The government loves to interfere in the lives of everyday Americans. That’s how they make a living after all. So when they had to opportunity to steal another man’s home, they seized the moment.
Just recently, a Michigan man lost his home due to an accounting error which showed that he owed property taxes to the measly amount of $8.41. This led to the county seizing his property and auctioning it off for far less than what he paid for it.
According to The Daily Wire,
Uri Rafaeli, 83, purchased a home and property in Southfield, Michigan, which Reason described as “a lower-middle class suburb just north of Detroit.” Rafaeli purchased a three-bedroom, 1,500-square-foot home in the area in 2011 for $60,000, telling Reason it was “good to the state economy, and [at] the same time, it may produce a good rent for my retirement.”
The purchase was recorded in January 2012. Six months later, Rafaeli was told that he underpaid his 2011 property taxes by $496.
“Rafaeli made subsequent property tax payments on time and in full—and, in January 2013, he attempted to settle the unpaid tax debt, according to court documents,” Reason reported. “But he made a mistake in calculating the interest owed, resulting in another underpayment of $8.41.”
What sad is that he’s not the only person they’ve overstepped their authority on.
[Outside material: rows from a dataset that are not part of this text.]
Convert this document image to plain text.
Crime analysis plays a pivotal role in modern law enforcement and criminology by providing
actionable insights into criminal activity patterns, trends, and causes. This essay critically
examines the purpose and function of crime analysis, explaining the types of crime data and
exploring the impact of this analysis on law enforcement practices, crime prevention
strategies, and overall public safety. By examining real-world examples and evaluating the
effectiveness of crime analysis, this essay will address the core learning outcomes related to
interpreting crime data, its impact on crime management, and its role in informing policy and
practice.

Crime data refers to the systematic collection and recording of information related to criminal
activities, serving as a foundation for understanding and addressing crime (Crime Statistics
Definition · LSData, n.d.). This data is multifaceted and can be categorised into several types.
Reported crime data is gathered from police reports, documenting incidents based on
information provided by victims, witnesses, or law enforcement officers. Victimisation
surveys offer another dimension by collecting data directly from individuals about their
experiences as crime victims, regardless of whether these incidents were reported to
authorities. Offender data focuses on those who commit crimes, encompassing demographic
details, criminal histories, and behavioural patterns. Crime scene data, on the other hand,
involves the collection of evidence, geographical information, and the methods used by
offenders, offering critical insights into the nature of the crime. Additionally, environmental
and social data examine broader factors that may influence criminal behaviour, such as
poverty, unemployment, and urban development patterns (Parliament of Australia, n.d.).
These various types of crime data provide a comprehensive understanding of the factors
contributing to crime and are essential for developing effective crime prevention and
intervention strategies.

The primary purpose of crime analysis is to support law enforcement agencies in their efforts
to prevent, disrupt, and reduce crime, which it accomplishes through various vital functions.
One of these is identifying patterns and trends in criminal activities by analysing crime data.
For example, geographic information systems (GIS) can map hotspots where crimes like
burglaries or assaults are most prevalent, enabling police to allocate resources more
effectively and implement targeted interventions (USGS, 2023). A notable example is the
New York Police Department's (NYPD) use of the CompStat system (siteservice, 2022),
There is now a class-action lawsuit that will be heard before the Michigan Supreme Court this month.
“In thousands of instances each year, the proceeds for a given property sold at auction far exceed the delinquent tax amount and are far less than a delinquent taxpayer’s equity in the property. This results in millions of dollars in surplus proceeds and equity for the counties and tax sale purchasers,” said Pacific Legal Foundation, the law firm representing Mr. Rafaeli as well as the others.